Discovering the power of big data

Author: Rowland, Ashley

Two seniors at the Kellogg Institute for International Studies are learning that big data can be a game changer for scholars trying to tackle some of the world’s most intractable development problems.

Attina Zhang ’21 and Timothy Burley ’21 are both Kellogg International Scholars who are taking part in ambitious, years-long research projects that integrate their nontraditional combination of interests in social science and data science.

Zhang, a double major in sociology and applied and computational mathematics and statistics, is part of an interdisciplinary team studying early childhood development in rural Mexico. Led by Faculty Fellow Nitesh Chawla, the team is working with a local non-governmental organization that identifies and helps malnourished children within the community.

Meanwhile, Burley, a computer science major, developed a machine-learning analysis that allows social science researchers to comb through masses of data in seconds. His application is being used in a study led by Faculty Fellow Ernesto Verdeja that aims to identify the warning signs of impending genocides and prevent future state-led mass atrocities against civilians.

Both undergrads said the International Scholars Program, or ISP, has given them the opportunity to explore innovative ways to use big data – the use of massive datasets too large or complex to be analyzed through traditional means – while working alongside their faculty mentors.

“Data can be something that’s very powerful and informative to people’s health,” Zhang said. “The potential to help others by collecting and analyzing data is huge.”

Endless possibilities

ISP pairs exceptional sophomores with Kellogg faculty fellows like Chawla and Verdeja, who work closely with students in research partnerships that typically last for the duration of their undergraduate careers.

Chawla, the Frank Freimann Professor of Computer Science and Engineering, is an expert in artificial intelligence, data science, and network science whose work looks at how technology can advance the common good.
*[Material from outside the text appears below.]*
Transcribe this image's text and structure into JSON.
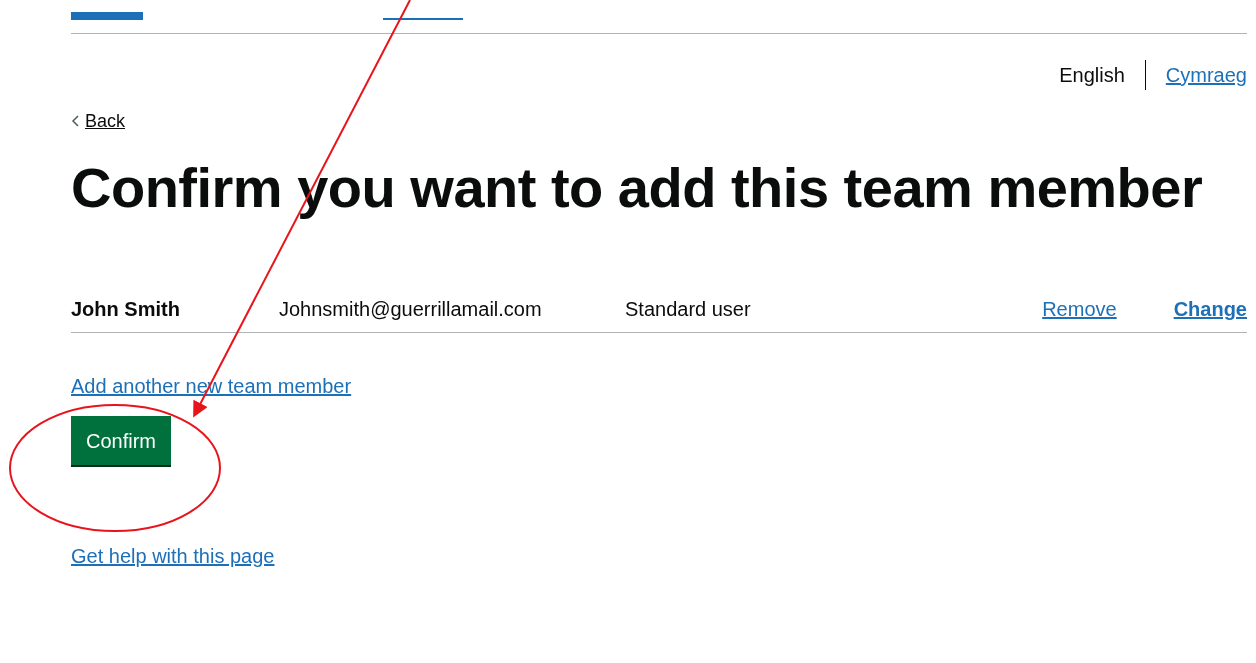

Verdeja is an associate professor in the Department of Political Science and the Kroc Institute for International Peace Studies who studies political violence, transitional justice, forgiveness, and reconciliation.

Both said the possibilities for using big data – and the future career possibilities for students who know how to gather, model, and interpret it – are endless.

“Imagine social scientists marrying the intuition of a decision maker with big data and artificial intelligence to translate into more effective decision-making capability,” Chawla said. “Imagine an improved understanding of human behavior from the scale of individual to society based on data. Imagine integrating big quantitative data with ethnographic or qualitative data to inform social theory and analysis. This can unravel new understandings and discoveries about our world.”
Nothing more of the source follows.